Как-то раз в соседнем саду поднялся оглушительный шум. С цепи сорвалась злая собака и помчалась огромными прыжками, вся морда в пене, сбила с ног ребенка, укусила работника, который бежал за ней, и налетела на забор Даумерова сада. От удара сломалась планка, собака прошмыгнула в сад и устремила дикие, налитые кровью глаза на небольшую компанию, сидевшую под липой: сам Даумер, его мать, бургомистр Биндер и Каспар. Все вскочили в испуге, Биндер поднял палку, собака сделала несколько скачков, но вдруг остановилась, понюхала воздух, подбежала к Каспару — он был бледен и едва дышал — и, вильнув хвостом, лизнула повисшую как плеть руку юноши. Пылающим, недоуменным, преданным взглядом смотрела она на Каспара, словно в ожидании ласки и прося прощения. В глазах Каспара было то же самое выражение недоумения и преданности. Ему было жаль собаку, почему, он и сам не знал.
Говорили, что после этого случая Даумер плакал.
Два дня спустя, дождливым октябрьским вечером, Даумер, его мать и Каспар сидели в гостиной. Анна ушла на танцы, старая дама вязала у открытого окна, так как, несмотря на позднюю осень, воздух был тепел и напоен влажным ароматом увядающих цветов. Тут в дверь постучали, это стекольщик принес большое стенное зеркало, взамен того, которое на прошлой неделе разбила служанка. Фрау Даумер велела поставить зеркало у стены, стекольщик сделал это и ушел.
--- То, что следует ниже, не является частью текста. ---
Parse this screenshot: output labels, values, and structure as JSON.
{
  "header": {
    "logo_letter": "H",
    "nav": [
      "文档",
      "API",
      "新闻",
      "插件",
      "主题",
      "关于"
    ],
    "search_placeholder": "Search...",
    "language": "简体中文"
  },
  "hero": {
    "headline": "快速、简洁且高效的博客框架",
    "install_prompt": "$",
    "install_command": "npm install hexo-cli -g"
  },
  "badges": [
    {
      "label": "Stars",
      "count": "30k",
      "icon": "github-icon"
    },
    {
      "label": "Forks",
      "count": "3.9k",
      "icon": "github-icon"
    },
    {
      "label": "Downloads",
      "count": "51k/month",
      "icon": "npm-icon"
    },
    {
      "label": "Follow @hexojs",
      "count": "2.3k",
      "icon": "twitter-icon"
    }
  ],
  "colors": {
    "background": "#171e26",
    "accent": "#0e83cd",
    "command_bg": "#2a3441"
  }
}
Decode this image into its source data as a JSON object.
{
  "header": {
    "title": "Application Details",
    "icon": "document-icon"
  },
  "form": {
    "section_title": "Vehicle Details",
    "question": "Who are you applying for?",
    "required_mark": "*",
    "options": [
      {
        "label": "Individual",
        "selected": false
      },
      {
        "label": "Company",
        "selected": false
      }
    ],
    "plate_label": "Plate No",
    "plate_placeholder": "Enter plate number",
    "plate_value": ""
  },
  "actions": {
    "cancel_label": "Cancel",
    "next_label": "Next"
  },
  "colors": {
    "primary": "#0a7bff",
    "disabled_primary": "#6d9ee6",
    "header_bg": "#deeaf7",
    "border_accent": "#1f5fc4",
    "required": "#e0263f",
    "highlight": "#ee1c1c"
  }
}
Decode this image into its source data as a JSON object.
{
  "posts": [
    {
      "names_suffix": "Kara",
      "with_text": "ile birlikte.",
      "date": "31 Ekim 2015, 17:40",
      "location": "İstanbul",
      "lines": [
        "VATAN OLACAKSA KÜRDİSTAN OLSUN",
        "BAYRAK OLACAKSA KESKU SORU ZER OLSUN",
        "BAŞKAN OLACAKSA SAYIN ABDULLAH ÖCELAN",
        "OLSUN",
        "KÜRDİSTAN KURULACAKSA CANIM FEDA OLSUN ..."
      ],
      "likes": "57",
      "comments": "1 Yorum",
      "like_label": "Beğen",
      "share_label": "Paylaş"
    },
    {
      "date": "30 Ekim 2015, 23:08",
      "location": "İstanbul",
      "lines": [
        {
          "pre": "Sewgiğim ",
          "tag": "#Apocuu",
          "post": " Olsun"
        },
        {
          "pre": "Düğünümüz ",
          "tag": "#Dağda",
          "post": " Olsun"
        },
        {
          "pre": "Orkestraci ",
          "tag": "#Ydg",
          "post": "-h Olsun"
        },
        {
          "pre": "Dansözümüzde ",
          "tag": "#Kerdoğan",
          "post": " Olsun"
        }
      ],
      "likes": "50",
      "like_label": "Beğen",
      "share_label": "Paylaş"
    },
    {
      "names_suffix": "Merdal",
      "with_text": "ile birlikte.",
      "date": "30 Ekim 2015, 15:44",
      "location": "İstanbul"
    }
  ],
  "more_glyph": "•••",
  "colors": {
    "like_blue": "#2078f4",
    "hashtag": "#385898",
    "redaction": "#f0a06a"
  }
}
Едва за ним закрылась дверь, как Даумер с удивлением спросил, почему зеркало сразу не повесили на место, зачем оставлять работу на завтра? Старая дама, смущенно улыбаясь, возразила: вечером вешать зеркало — к беде. Для причуд такого рода у Даумера не хватало юмора; он стал упрекать старую даму в суеверии, та спорила, и Даумер пришел в ярость, то есть с самыми ласковыми интонациями цедил слова сквозь зубы.
Каспар, который не выносил выражения недружелюбия на Даумеровом лице, положил руку ему на плечо, стараясь ребяческой лаской смягчить его гнев. Даумер потупился, помолчал секунду-другую и, пристыженный, наконец сказал:
— Подойди к матушке, Каспар, и скажи ей, что я не прав.
Каспар кивнул, не задумываясь подошел к фрау Даумер и проговорил:
— Я не прав.
Даумер расхохотался.
— Не ты, Каспар, я! — крикнул он, ткнув себя пальцем в грудь. — Когда Каспар не прав, он скажет «я». Я говорю тебе «ты», но ты ведь говоришь о себе «я». Понимаешь?
Глаза Каспара сделались огромными и задумчивыми. Словечко «я» вдруг пробежало по его внутренностям, точно обжигающий напиток. Сотни образов обступили его, целый город, битком набитый людьми: мужчинами, женщинами, ребятишками, звери на земле, птицы в воздухе, цветы, облака, камни, самое солнце теснились вкруг него и хором говорили ему «ты», А он, робея, отвечал им «я».
Он прижал ладони к груди, потом руки его бессильно скользнули вдоль туловища: его тело — стена между «внутри» и «вовне», стена между «я» и «ты».
И в то же мгновение из зеркала, напротив которого он стоял, вынырнул его собственный образ. «Ой, — опешив, подумал он, — кто это там?»
Разумеется, он не раз проходил мимо зеркал, но взор его, ослепленный многообразием мира, скользил мимо них, не задерживаясь, бессознательно; он привык к своему отражению, как к своей тени на земле. Неопределенное, не ставшее преградой, не могло привлечь его внимания.
Сейчас его взор созрел для этого виденья. Он пристально смотрел на себя. «Каспар», — лепетали его губы. А что-то внутри отзывалось «я». Он видел Каспаров рот и щеки, Каспаровы каштановые волосы, что вились на лбу и над ушами. Он подошел поближе и по-детски пугливо заглянул за зеркало: между ним и стеной была пустота. Он опять встал перед зеркалом, и вдруг ему почудилось, что свет за его отражением распался, длинная-длинная тропа протянулась назад и там, в дальней дали, стоял еще один Каспар, еще «я», глаза у этого «я» были закрыты, и он, казалось, знал что-то, неведомое Каспару здесь, в комнате.